With no upfront costs, this innovative financing tool makes energy efficiency affordable to all
For customers of the Roanoke Electric Cooperative in rural North Carolina, high energy costs are much more than a pesky bill or a grudging expense. "We’re one of the poorest areas of the nation," says Curtis Wynn, the cooperative’s president and CEO. "We have a lot of low-income individuals who are our members and, quite frankly, a major portion of their monthly budgets are consumed by paying their electricity bills."
Wynn says he has seen monthly bills reach nearly $700. But high rates aren’t to blame. It’s often the homes themselves that are the problem. Drafty windows, leaky ducts and poor insulation are common, and that means that much of the heating and cooling it takes to keep them comfortable slips outside, leading customers to use much more energy than they should have to — an estimated 10 to 20 percent, according to the U.S. Department of Energy.
The simple solution to this problem is an energy efficiency upgrade — patching leaks in ductwork, sealing the frames of windows, laying insulation in attics, replacing old heat pumps. The costs can range from a few hundred dollars to about $8,000, but these interventions can result in energy savings over time that more than offset the expense. It’s a pragmatic investment that lowers costs in the long run.
But with an innovative financing mechanism, electric utilities such as the Roanoke Electric Cooperative are using their borrowing power to finance energy efficiency upgrades in homes at no upfront cost to their customers.
"We’re helping the member lower their electricity consumption and ultimately their bills, and we’re lowering our costs for the power that we go out and purchase on their behalf," says Wynn.
Upgrade and save
This is possible through what’s called tariffed on-bill financing. Using energy efficiency loans available from the federal government, utilities pay the upfront costs of upgrading a home’s energy efficiency and then amend that home’s newly lowered bill with a tariff charge that pays back the cost of the upgrade month by month.

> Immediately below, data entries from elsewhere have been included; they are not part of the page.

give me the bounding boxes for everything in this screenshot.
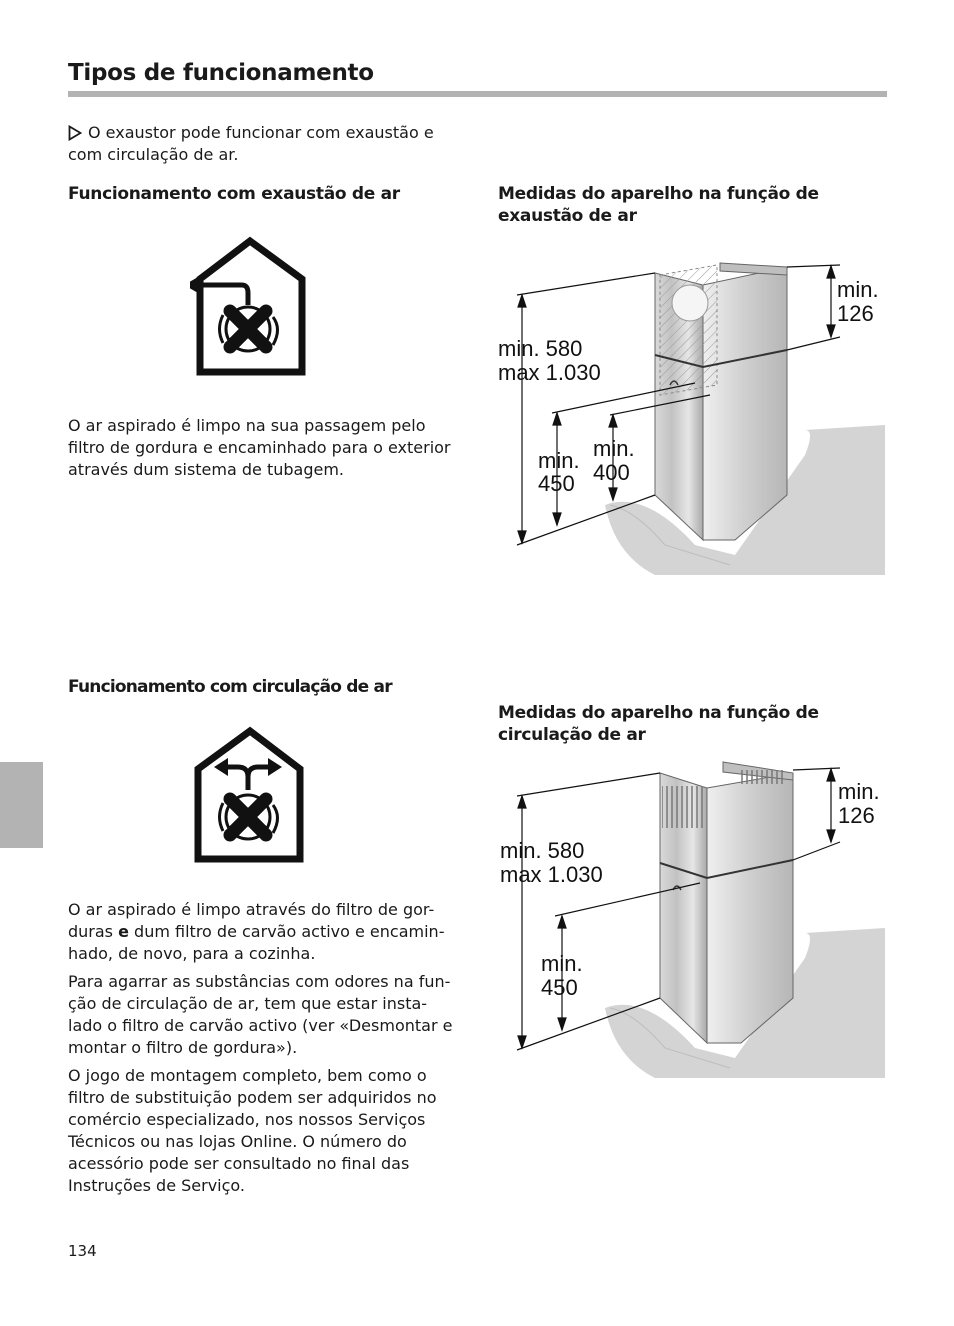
- triangle-bullet-icon: [68, 125, 80, 139]
- recirculation-description: [68, 899, 460, 1203]
- recirculation-height-max-label: max 1.030: [500, 862, 603, 887]
- extraction-right-min-label: min.: [593, 436, 635, 461]
- title-rule: [68, 91, 887, 97]
- page-title: Tipos de funcionamento: [68, 60, 374, 86]
- extraction-height-max-label: max 1.030: [498, 360, 601, 385]
- extraction-heading: Funcionamento com exaustão de ar: [68, 184, 400, 204]
- recirculation-left-min-label: min.: [541, 951, 583, 976]
- recirculation-top-value-label: 126: [838, 803, 875, 828]
- recirculation-left-value-label: 450: [541, 975, 578, 1000]
- extraction-top-min-label: min.: [837, 277, 879, 302]
- extraction-height-min-label: min. 580: [498, 336, 583, 361]
- recirculation-top-min-label: min.: [838, 779, 880, 804]
- extraction-figure-heading: Medidas do aparelho na função de exaustão de ar: [498, 184, 819, 226]
- extraction-right-value-label: 400: [593, 460, 630, 485]
- intro-paragraph: [68, 122, 468, 166]
- page-number: 134: [68, 1242, 97, 1260]
- recirculation-heading: Funcionamento com circulação de ar: [68, 677, 392, 697]
- extraction-left-min-label: min.: [538, 448, 580, 473]
- recirculation-bold-letter: e: [118, 922, 129, 941]
- recirculation-paragraph-1: [68, 899, 460, 965]
- recirculation-text-part: dum filtro de carvão activo e encamin-hado, de novo, para a cozinha.: [68, 922, 445, 963]
- house-recirculation-fan-icon: [190, 725, 310, 867]
- extraction-left-value-label: 450: [538, 471, 575, 496]
- side-tab-marker: [0, 762, 43, 848]
- extraction-top-value-label: 126: [837, 301, 874, 326]
- extraction-description: O ar aspirado é limpo na sua passagem pelo filtro de gordura e encaminhado para o exterior através dum sistema de tubagem.: [68, 416, 451, 479]
- intro-text: O exaustor pode funcionar com exaustão e com circulação de ar.: [68, 123, 434, 164]
- recirculation-paragraph-3: O jogo de montagem completo, bem como o filtro de substituição podem ser adquiridos no comércio especializado, nos nossos Serviços Técnicos ou nas lojas Online. O número do acessório pode ser consultado no final das Instruções de Serviço.: [68, 1066, 437, 1195]
- recirculation-figure-heading: Medidas do aparelho na função de circulação de ar: [498, 703, 819, 745]
- recirculation-paragraph-2: Para agarrar as substâncias com odores na fun-ção de circulação de ar, tem que estar insta-lado o filtro de carvão activo (ver «Desmontar e montar o filtro de gordura»).: [68, 972, 453, 1057]
- recirculation-text-part: O ar aspirado é limpo através do filtro de gor-duras: [68, 900, 435, 941]
- extraction-dimension-figure: [495, 255, 885, 575]
- recirculation-height-min-label: min. 580: [500, 838, 585, 863]
- house-exhaust-fan-icon: [190, 235, 310, 377]
- recirculation-dimension-figure: [495, 758, 885, 1078]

Key to making it work is that the tariff is calculated so the customer’s bill is always lower than it was before the upgrade. About 80 percent of the monthly savings go toward paying off the cost of the upgrade, and the rest goes to cutting the customer’s costs. In other words, they reimburse the utility for the cost of the upgrades and still pay less for energy each month than they did before the improvements were made.
The Roanoke Electric Cooperative program, Upgrade to $ave, is administered by EEtility, an Arkansas-based B corporation that works with utilities to perform energy audits on homes, prescribe efficiency upgrades and coordinate the contractors that implement them. Tammy Agard, the company’s co-founder, calls this approach a win-win-win that benefits residents, utilities and the environment.
"This is an all-inclusive model," Agard says. "There’s nobody from the brain surgeon to the person cleaning the floor at the hospital who can’t participate in this program." In 2018, Agard was named a Champion of Energy Efficiency by the American Council for an Energy Efficient Economy (ACEEE) for EEtility’s work helping low-income residents in rural electric cooperatives such as Roanoke.
Such on-bill financing programs are increasingly common. Because it’s cheaper for utilities to improve energy efficiency than to build more energy production capacity — and because many states require them to — utilities have initiated a variety of efficiency upgrade options, including utility-financed loans that tend to raise customers’ bills and programs that pay back upgrade costs through a line item on annual property tax bills.
But these efforts haven’t pushed the masses to make energy efficiency upgrades. "It’s a challenging area," says Martin Kushler, a senior fellow at the ACEEE. He’s been reviewing utility energy efficiency programs across the country since 2003, and says that even though programs are improving, adoption rates for energy upgrades remain low.
"While you can pencil out the fact that these improvements are cost-effective in terms of the energy that they save over time, there’s a lot of what we call market barriers to people taking action." These include financing, lack of time, concerns about dealing with contractors and a scarcity of information about which programs a customer can use. "Well-designed programs have features that address each of those aspects," Kushler says.
The biggest challenge, Wynn says, is that some homes are in such rough shape that the investment in an energy efficiency upgrade can’t be justified. Even so, he expects to work with EEtility on at least 500 more upgrades within the next few years.
EEtility is working with three utilities in the U.S. and is in talks with about a dozen more. Most are rural electricity cooperatives serving low-income customers, but Agard says this approach to energy efficiency upgrades can work in any market.
"We have a program that absolutely can be scaled across the country," she says. "Because if it’s providing services for our most vulnerable populations then why couldn’t it provide services for everyone?"